Sorry, that was more science than I typically want to subject you to.
Personally, I have always been in the hugs > kisses camp. Because hugs can comfortably be longer, not sloppy, and they’re toasty warm. I’m obviously a hugger. I hug my best friends when I see them, even if I saw them yesterday. I hug Boyfriend when he gets home from work. I hug my very reluctant cats. It doesn’t have the same effect, but I hug my pillow at night.
Hugs are pretty much imperative to my recovering from a panic attack.
And that’s why I invented the Two-Minute Hug.
All it is is a hug that lasts about two minutes. It is not complicated. You hug someone, and they hug you back, and then you just keep hugging for two minutes. It does not need to be exactly two minutes. Oftentimes it only takes 20 seconds or so for the effects to kick in. I call it ‘two-minutes’ because by accepting it, Boyfriend commits himself to two minutes and cannot wriggle free beforehand if I don’t want him to.

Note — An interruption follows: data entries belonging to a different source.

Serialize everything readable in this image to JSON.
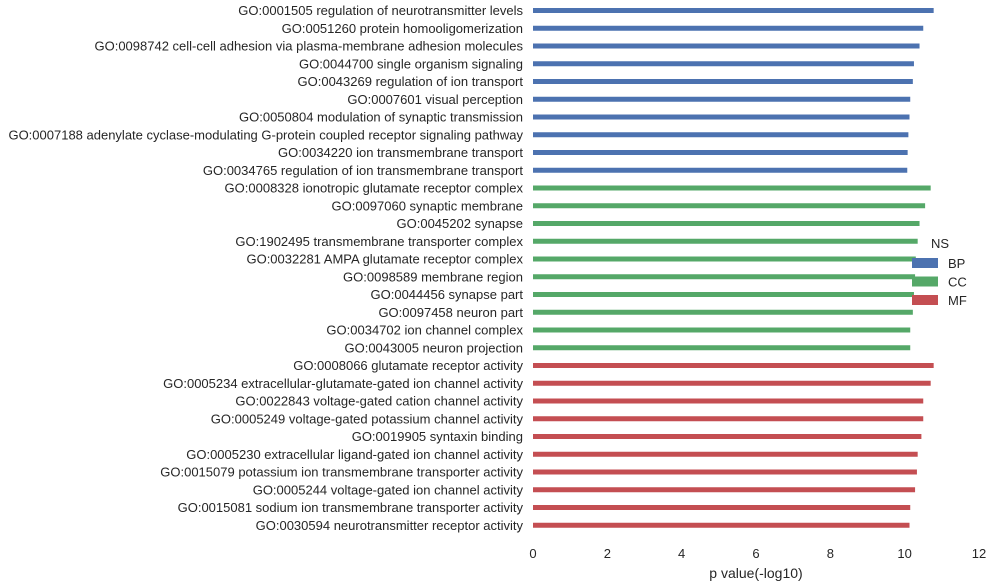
{
  "chart_data": {
    "type": "bar",
    "orientation": "horizontal",
    "xlabel": "p value(-log10)",
    "ylabel": "",
    "title": "",
    "xlim": [
      0,
      12
    ],
    "xticks": [
      0,
      2,
      4,
      6,
      8,
      10,
      12
    ],
    "grid": false,
    "legend": {
      "title": "NS",
      "placement": "right",
      "entries": [
        {
          "name": "BP",
          "color": "#4c72b0"
        },
        {
          "name": "CC",
          "color": "#55a868"
        },
        {
          "name": "MF",
          "color": "#c44e52"
        }
      ]
    },
    "bars": [
      {
        "label": "GO:0001505 regulation of neurotransmitter levels",
        "value": 10.78,
        "group": "BP"
      },
      {
        "label": "GO:0051260 protein homooligomerization",
        "value": 10.5,
        "group": "BP"
      },
      {
        "label": "GO:0098742 cell-cell adhesion via plasma-membrane adhesion molecules",
        "value": 10.4,
        "group": "BP"
      },
      {
        "label": "GO:0044700 single organism signaling",
        "value": 10.25,
        "group": "BP"
      },
      {
        "label": "GO:0043269 regulation of ion transport",
        "value": 10.22,
        "group": "BP"
      },
      {
        "label": "GO:0007601 visual perception",
        "value": 10.15,
        "group": "BP"
      },
      {
        "label": "GO:0050804 modulation of synaptic transmission",
        "value": 10.13,
        "group": "BP"
      },
      {
        "label": "GO:0007188 adenylate cyclase-modulating G-protein coupled receptor signaling pathway",
        "value": 10.1,
        "group": "BP"
      },
      {
        "label": "GO:0034220 ion transmembrane transport",
        "value": 10.08,
        "group": "BP"
      },
      {
        "label": "GO:0034765 regulation of ion transmembrane transport",
        "value": 10.07,
        "group": "BP"
      },
      {
        "label": "GO:0008328 ionotropic glutamate receptor complex",
        "value": 10.7,
        "group": "CC"
      },
      {
        "label": "GO:0097060 synaptic membrane",
        "value": 10.55,
        "group": "CC"
      },
      {
        "label": "GO:0045202 synapse",
        "value": 10.4,
        "group": "CC"
      },
      {
        "label": "GO:1902495 transmembrane transporter complex",
        "value": 10.35,
        "group": "CC"
      },
      {
        "label": "GO:0032281 AMPA glutamate receptor complex",
        "value": 10.3,
        "group": "CC"
      },
      {
        "label": "GO:0098589 membrane region",
        "value": 10.28,
        "group": "CC"
      },
      {
        "label": "GO:0044456 synapse part",
        "value": 10.25,
        "group": "CC"
      },
      {
        "label": "GO:0097458 neuron part",
        "value": 10.22,
        "group": "CC"
      },
      {
        "label": "GO:0034702 ion channel complex",
        "value": 10.15,
        "group": "CC"
      },
      {
        "label": "GO:0043005 neuron projection",
        "value": 10.15,
        "group": "CC"
      },
      {
        "label": "GO:0008066 glutamate receptor activity",
        "value": 10.78,
        "group": "MF"
      },
      {
        "label": "GO:0005234 extracellular-glutamate-gated ion channel activity",
        "value": 10.7,
        "group": "MF"
      },
      {
        "label": "GO:0022843 voltage-gated cation channel activity",
        "value": 10.5,
        "group": "MF"
      },
      {
        "label": "GO:0005249 voltage-gated potassium channel activity",
        "value": 10.5,
        "group": "MF"
      },
      {
        "label": "GO:0019905 syntaxin binding",
        "value": 10.45,
        "group": "MF"
      },
      {
        "label": "GO:0005230 extracellular ligand-gated ion channel activity",
        "value": 10.35,
        "group": "MF"
      },
      {
        "label": "GO:0015079 potassium ion transmembrane transporter activity",
        "value": 10.33,
        "group": "MF"
      },
      {
        "label": "GO:0005244 voltage-gated ion channel activity",
        "value": 10.28,
        "group": "MF"
      },
      {
        "label": "GO:0015081 sodium ion transmembrane transporter activity",
        "value": 10.15,
        "group": "MF"
      },
      {
        "label": "GO:0030594 neurotransmitter receptor activity",
        "value": 10.13,
        "group": "MF"
      }
    ]
  }
}
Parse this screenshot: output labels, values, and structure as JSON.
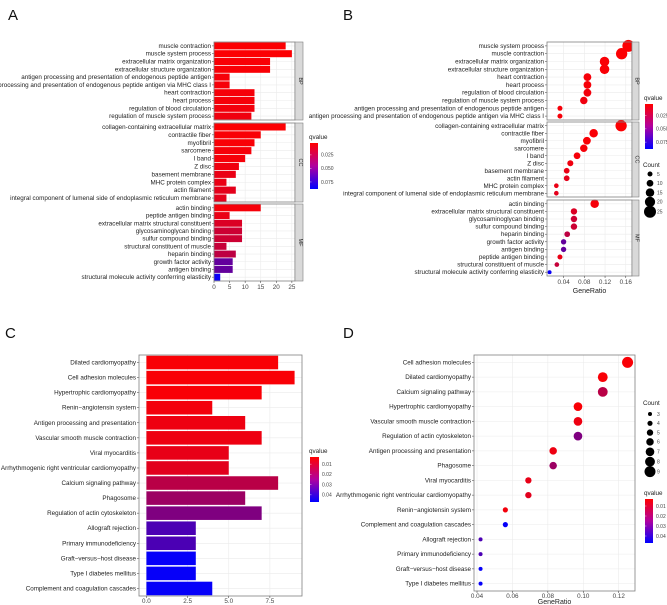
{
  "chart_data": [
    {
      "panel_label": "A",
      "type": "bar",
      "orientation": "horizontal",
      "xlabel": "",
      "xlim": [
        0,
        26
      ],
      "xticks": [
        {
          "value": 0,
          "label": "0"
        },
        {
          "value": 5,
          "label": "5"
        },
        {
          "value": 10,
          "label": "10"
        },
        {
          "value": 15,
          "label": "15"
        },
        {
          "value": 20,
          "label": "20"
        },
        {
          "value": 25,
          "label": "25"
        }
      ],
      "color_legend": {
        "title": "qvalue",
        "range": [
          0.003,
          0.088
        ],
        "ticks": [
          {
            "value": 0.025,
            "label": "0.025"
          },
          {
            "value": 0.05,
            "label": "0.050"
          },
          {
            "value": 0.075,
            "label": "0.075"
          }
        ]
      },
      "facets": [
        {
          "name": "BP",
          "items": [
            {
              "label": "muscle contraction",
              "value": 23,
              "qvalue": 0.004
            },
            {
              "label": "muscle system process",
              "value": 25,
              "qvalue": 0.004
            },
            {
              "label": "extracellular matrix organization",
              "value": 18,
              "qvalue": 0.005
            },
            {
              "label": "extracellular structure organization",
              "value": 18,
              "qvalue": 0.005
            },
            {
              "label": "antigen processing and presentation of endogenous peptide antigen",
              "value": 5,
              "qvalue": 0.006
            },
            {
              "label": "antigen processing and presentation of endogenous peptide antigen via MHC class I",
              "value": 5,
              "qvalue": 0.006
            },
            {
              "label": "heart contraction",
              "value": 13,
              "qvalue": 0.006
            },
            {
              "label": "heart process",
              "value": 13,
              "qvalue": 0.006
            },
            {
              "label": "regulation of blood circulation",
              "value": 13,
              "qvalue": 0.007
            },
            {
              "label": "regulation of muscle system process",
              "value": 12,
              "qvalue": 0.008
            }
          ]
        },
        {
          "name": "CC",
          "items": [
            {
              "label": "collagen-containing extracellular matrix",
              "value": 23,
              "qvalue": 0.004
            },
            {
              "label": "contractile fiber",
              "value": 15,
              "qvalue": 0.005
            },
            {
              "label": "myofibril",
              "value": 13,
              "qvalue": 0.005
            },
            {
              "label": "sarcomere",
              "value": 12,
              "qvalue": 0.006
            },
            {
              "label": "I band",
              "value": 10,
              "qvalue": 0.006
            },
            {
              "label": "Z disc",
              "value": 8,
              "qvalue": 0.008
            },
            {
              "label": "basement membrane",
              "value": 7,
              "qvalue": 0.01
            },
            {
              "label": "MHC protein complex",
              "value": 4,
              "qvalue": 0.01
            },
            {
              "label": "actin filament",
              "value": 7,
              "qvalue": 0.012
            },
            {
              "label": "integral component of lumenal side of endoplasmic reticulum membrane",
              "value": 4,
              "qvalue": 0.012
            }
          ]
        },
        {
          "name": "MF",
          "items": [
            {
              "label": "actin binding",
              "value": 15,
              "qvalue": 0.006
            },
            {
              "label": "peptide antigen binding",
              "value": 5,
              "qvalue": 0.01
            },
            {
              "label": "extracellular matrix structural constituent",
              "value": 9,
              "qvalue": 0.015
            },
            {
              "label": "glycosaminoglycan binding",
              "value": 9,
              "qvalue": 0.02
            },
            {
              "label": "sulfur compound binding",
              "value": 9,
              "qvalue": 0.02
            },
            {
              "label": "structural constituent of muscle",
              "value": 4,
              "qvalue": 0.022
            },
            {
              "label": "heparin binding",
              "value": 7,
              "qvalue": 0.025
            },
            {
              "label": "growth factor activity",
              "value": 6,
              "qvalue": 0.055
            },
            {
              "label": "antigen binding",
              "value": 6,
              "qvalue": 0.055
            },
            {
              "label": "structural molecule activity conferring elasticity",
              "value": 2,
              "qvalue": 0.085
            }
          ]
        }
      ]
    },
    {
      "panel_label": "B",
      "type": "scatter",
      "xlabel": "GeneRatio",
      "xlim": [
        0.008,
        0.172
      ],
      "xticks": [
        {
          "value": 0.04,
          "label": "0.04"
        },
        {
          "value": 0.08,
          "label": "0.08"
        },
        {
          "value": 0.12,
          "label": "0.12"
        },
        {
          "value": 0.16,
          "label": "0.16"
        }
      ],
      "color_legend": {
        "title": "qvalue",
        "range": [
          0.003,
          0.088
        ],
        "ticks": [
          {
            "value": 0.025,
            "label": "0.025"
          },
          {
            "value": 0.05,
            "label": "0.050"
          },
          {
            "value": 0.075,
            "label": "0.075"
          }
        ]
      },
      "size_legend": {
        "title": "Count",
        "values": [
          {
            "value": 5,
            "label": "5"
          },
          {
            "value": 10,
            "label": "10"
          },
          {
            "value": 15,
            "label": "15"
          },
          {
            "value": 20,
            "label": "20"
          },
          {
            "value": 25,
            "label": "25"
          }
        ]
      },
      "facets": [
        {
          "name": "BP",
          "items": [
            {
              "label": "muscle system process",
              "value": 0.165,
              "count": 25,
              "qvalue": 0.004
            },
            {
              "label": "muscle contraction",
              "value": 0.152,
              "count": 23,
              "qvalue": 0.004
            },
            {
              "label": "extracellular matrix organization",
              "value": 0.119,
              "count": 18,
              "qvalue": 0.005
            },
            {
              "label": "extracellular structure organization",
              "value": 0.119,
              "count": 18,
              "qvalue": 0.005
            },
            {
              "label": "heart contraction",
              "value": 0.086,
              "count": 13,
              "qvalue": 0.006
            },
            {
              "label": "heart process",
              "value": 0.086,
              "count": 13,
              "qvalue": 0.006
            },
            {
              "label": "regulation of blood circulation",
              "value": 0.086,
              "count": 13,
              "qvalue": 0.007
            },
            {
              "label": "regulation of muscle system process",
              "value": 0.079,
              "count": 12,
              "qvalue": 0.008
            },
            {
              "label": "antigen processing and presentation of endogenous peptide antigen",
              "value": 0.033,
              "count": 5,
              "qvalue": 0.006
            },
            {
              "label": "antigen processing and presentation of endogenous peptide antigen via MHC class I",
              "value": 0.033,
              "count": 5,
              "qvalue": 0.006
            }
          ]
        },
        {
          "name": "CC",
          "items": [
            {
              "label": "collagen-containing extracellular matrix",
              "value": 0.151,
              "count": 23,
              "qvalue": 0.004
            },
            {
              "label": "contractile fiber",
              "value": 0.098,
              "count": 15,
              "qvalue": 0.005
            },
            {
              "label": "myofibril",
              "value": 0.085,
              "count": 13,
              "qvalue": 0.005
            },
            {
              "label": "sarcomere",
              "value": 0.079,
              "count": 12,
              "qvalue": 0.006
            },
            {
              "label": "I band",
              "value": 0.066,
              "count": 10,
              "qvalue": 0.006
            },
            {
              "label": "Z disc",
              "value": 0.053,
              "count": 8,
              "qvalue": 0.008
            },
            {
              "label": "basement membrane",
              "value": 0.046,
              "count": 7,
              "qvalue": 0.01
            },
            {
              "label": "actin filament",
              "value": 0.046,
              "count": 7,
              "qvalue": 0.012
            },
            {
              "label": "MHC protein complex",
              "value": 0.026,
              "count": 4,
              "qvalue": 0.01
            },
            {
              "label": "integral component of lumenal side of endoplasmic reticulum membrane",
              "value": 0.026,
              "count": 4,
              "qvalue": 0.012
            }
          ]
        },
        {
          "name": "MF",
          "items": [
            {
              "label": "actin binding",
              "value": 0.1,
              "count": 15,
              "qvalue": 0.006
            },
            {
              "label": "extracellular matrix structural constituent",
              "value": 0.06,
              "count": 9,
              "qvalue": 0.015
            },
            {
              "label": "glycosaminoglycan binding",
              "value": 0.06,
              "count": 9,
              "qvalue": 0.02
            },
            {
              "label": "sulfur compound binding",
              "value": 0.06,
              "count": 9,
              "qvalue": 0.02
            },
            {
              "label": "heparin binding",
              "value": 0.047,
              "count": 7,
              "qvalue": 0.025
            },
            {
              "label": "growth factor activity",
              "value": 0.04,
              "count": 6,
              "qvalue": 0.055
            },
            {
              "label": "antigen binding",
              "value": 0.04,
              "count": 6,
              "qvalue": 0.055
            },
            {
              "label": "peptide antigen binding",
              "value": 0.033,
              "count": 5,
              "qvalue": 0.01
            },
            {
              "label": "structural constituent of muscle",
              "value": 0.027,
              "count": 4,
              "qvalue": 0.022
            },
            {
              "label": "structural molecule activity conferring elasticity",
              "value": 0.013,
              "count": 2,
              "qvalue": 0.085
            }
          ]
        }
      ]
    },
    {
      "panel_label": "C",
      "type": "bar",
      "orientation": "horizontal",
      "xlabel": "",
      "xlim": [
        -0.45,
        9.45
      ],
      "xticks": [
        {
          "value": 0,
          "label": "0.0"
        },
        {
          "value": 2.5,
          "label": "2.5"
        },
        {
          "value": 5,
          "label": "5.0"
        },
        {
          "value": 7.5,
          "label": "7.5"
        }
      ],
      "color_legend": {
        "title": "qvalue",
        "range": [
          0.003,
          0.047
        ],
        "ticks": [
          {
            "value": 0.01,
            "label": "0.01"
          },
          {
            "value": 0.02,
            "label": "0.02"
          },
          {
            "value": 0.03,
            "label": "0.03"
          },
          {
            "value": 0.04,
            "label": "0.04"
          }
        ]
      },
      "facets": [
        {
          "name": null,
          "items": [
            {
              "label": "Dilated cardiomyopathy",
              "value": 8,
              "qvalue": 0.004
            },
            {
              "label": "Cell adhesion molecules",
              "value": 9,
              "qvalue": 0.004
            },
            {
              "label": "Hypertrophic cardiomyopathy",
              "value": 7,
              "qvalue": 0.004
            },
            {
              "label": "Renin−angiotensin system",
              "value": 4,
              "qvalue": 0.005
            },
            {
              "label": "Antigen processing and presentation",
              "value": 6,
              "qvalue": 0.006
            },
            {
              "label": "Vascular smooth muscle contraction",
              "value": 7,
              "qvalue": 0.006
            },
            {
              "label": "Viral myocarditis",
              "value": 5,
              "qvalue": 0.007
            },
            {
              "label": "Arrhythmogenic right ventricular cardiomyopathy",
              "value": 5,
              "qvalue": 0.008
            },
            {
              "label": "Calcium signaling pathway",
              "value": 8,
              "qvalue": 0.015
            },
            {
              "label": "Phagosome",
              "value": 6,
              "qvalue": 0.02
            },
            {
              "label": "Regulation of actin cytoskeleton",
              "value": 7,
              "qvalue": 0.025
            },
            {
              "label": "Allograft rejection",
              "value": 3,
              "qvalue": 0.034
            },
            {
              "label": "Primary immunodeficiency",
              "value": 3,
              "qvalue": 0.034
            },
            {
              "label": "Graft−versus−host disease",
              "value": 3,
              "qvalue": 0.046
            },
            {
              "label": "Type I diabetes mellitus",
              "value": 3,
              "qvalue": 0.046
            },
            {
              "label": "Complement and coagulation cascades",
              "value": 4,
              "qvalue": 0.046
            }
          ]
        }
      ]
    },
    {
      "panel_label": "D",
      "type": "scatter",
      "xlabel": "GeneRatio",
      "xlim": [
        0.0383,
        0.1292
      ],
      "xticks": [
        {
          "value": 0.04,
          "label": "0.04"
        },
        {
          "value": 0.06,
          "label": "0.06"
        },
        {
          "value": 0.08,
          "label": "0.08"
        },
        {
          "value": 0.1,
          "label": "0.10"
        },
        {
          "value": 0.12,
          "label": "0.12"
        }
      ],
      "color_legend": {
        "title": "qvalue",
        "range": [
          0.003,
          0.047
        ],
        "ticks": [
          {
            "value": 0.01,
            "label": "0.01"
          },
          {
            "value": 0.02,
            "label": "0.02"
          },
          {
            "value": 0.03,
            "label": "0.03"
          },
          {
            "value": 0.04,
            "label": "0.04"
          }
        ]
      },
      "size_legend": {
        "title": "Count",
        "values": [
          {
            "value": 3,
            "label": "3"
          },
          {
            "value": 4,
            "label": "4"
          },
          {
            "value": 5,
            "label": "5"
          },
          {
            "value": 6,
            "label": "6"
          },
          {
            "value": 7,
            "label": "7"
          },
          {
            "value": 8,
            "label": "8"
          },
          {
            "value": 9,
            "label": "9"
          }
        ]
      },
      "facets": [
        {
          "name": null,
          "items": [
            {
              "label": "Cell adhesion molecules",
              "value": 0.125,
              "count": 9,
              "qvalue": 0.004
            },
            {
              "label": "Dilated cardiomyopathy",
              "value": 0.111,
              "count": 8,
              "qvalue": 0.004
            },
            {
              "label": "Calcium signaling pathway",
              "value": 0.111,
              "count": 8,
              "qvalue": 0.015
            },
            {
              "label": "Hypertrophic cardiomyopathy",
              "value": 0.097,
              "count": 7,
              "qvalue": 0.004
            },
            {
              "label": "Vascular smooth muscle contraction",
              "value": 0.097,
              "count": 7,
              "qvalue": 0.006
            },
            {
              "label": "Regulation of actin cytoskeleton",
              "value": 0.097,
              "count": 7,
              "qvalue": 0.025
            },
            {
              "label": "Antigen processing and presentation",
              "value": 0.083,
              "count": 6,
              "qvalue": 0.006
            },
            {
              "label": "Phagosome",
              "value": 0.083,
              "count": 6,
              "qvalue": 0.02
            },
            {
              "label": "Viral myocarditis",
              "value": 0.069,
              "count": 5,
              "qvalue": 0.007
            },
            {
              "label": "Arrhythmogenic right ventricular cardiomyopathy",
              "value": 0.069,
              "count": 5,
              "qvalue": 0.008
            },
            {
              "label": "Renin−angiotensin system",
              "value": 0.056,
              "count": 4,
              "qvalue": 0.005
            },
            {
              "label": "Complement and coagulation cascades",
              "value": 0.056,
              "count": 4,
              "qvalue": 0.046
            },
            {
              "label": "Allograft rejection",
              "value": 0.042,
              "count": 3,
              "qvalue": 0.034
            },
            {
              "label": "Primary immunodeficiency",
              "value": 0.042,
              "count": 3,
              "qvalue": 0.034
            },
            {
              "label": "Graft−versus−host disease",
              "value": 0.042,
              "count": 3,
              "qvalue": 0.046
            },
            {
              "label": "Type I diabetes mellitus",
              "value": 0.042,
              "count": 3,
              "qvalue": 0.046
            }
          ]
        }
      ]
    }
  ],
  "colors": {
    "low_q": "#ff0000",
    "high_q": "#0000ff",
    "grid": "#ebebeb",
    "strip": "#d9d9d9",
    "border": "#7f7f7f"
  }
}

I can go from crying, hyperventilating, and hurting badly on the inside to experiencing feelings of warmth, calm, and love within a matter of seconds. It’s like washing anxiety away. A hug just makes everything bad run down the drain.
Anytime I’m feeling even somewhat nervous, I yell/whine/blubber “TWO-MINUTE HUG” to Boyfriend, and he immediately opens his arms to me and holds me. It always works.
I recommend that everyone indulges in the Two-Minute Hug every single day. Take multiple doses. The more the better, actually. It’s addictive but in a super healthy way and your mother won’t judge you for it.
It doesn’t need to be from a boyfriend or girlfriend. You can hug your mom or dad, friend or sibling. Anyone who is willing (i.e. Do not hug your boss or young children you don’t know). I think hugging a pet totally works, too, although I would urge you to choose a pet that enjoys being hugged. Maybe a tree would work for you — I have no idea. The only requirement is that you need to feel the love.
Honestly, just go hug someone. They might be the one who needs it. You might be the one who needs it. But the lovely thing is that you both win.
So, it’s Christmas Eve. Get off the goddamn computer, and go hug your great-aunt Ida.
PS!! I was awarded the very, very prestigious Liebster Award by the beautiful blogger Pages of Paige.
I love Paige because she reads my blog, apparently, which is something that astounds me every day, and because she has a prima facie appreciation for puns. Also, because her blog is deliciously hilarious and I feel like we’d be BFFs in real life. I need to pass this award on to a few other amazing blogs – and I already know who I’m thinking of – but Christmastime = zero time for such endeavours. I mean, this post alone took me 2 weeks to write and I don’t even have a job. But I will do it, I promise, because I am so, so thrilled to have received a blogger award and I want to share that feeling.
So thank you, Paige. If you are ever in Canada, you can crash on my couch (or sleep in the guestroom if you’re fancy), and I’ll take you to see a cactus so you’ll feel right at home. Truly. Canada does have cactuses. And by Canada I mean any of Canada. My place is close to all of it. That’s how Canada works.
This also feels like a good opportunity to thank Damn Girl, Get Your Shit Together for featuring me on her blog this month. Lady, your advocacy for pumping other female bloggers’ tires is fucking wicked, and I thank you from the bottom of my black heart for choosing me, and for the new followers you sent my way, and I apologize to those followers for not having the answers to curing anxiety you undoubtedly followed me for. Although, in retrospect, I wish I’d provided DGGYST a link icon that said “FREE PORN HERE” or something, because I think it would have generated tons more traffic and I could have ended the year as a internet millionaire. Feel free to update my branding for the remaining few days of December. Also, you are also welcome on my couch/bed. We can both try maple syrup for the first time together.
*Every blog says “I digress”at one point. I promise I won’t do it again.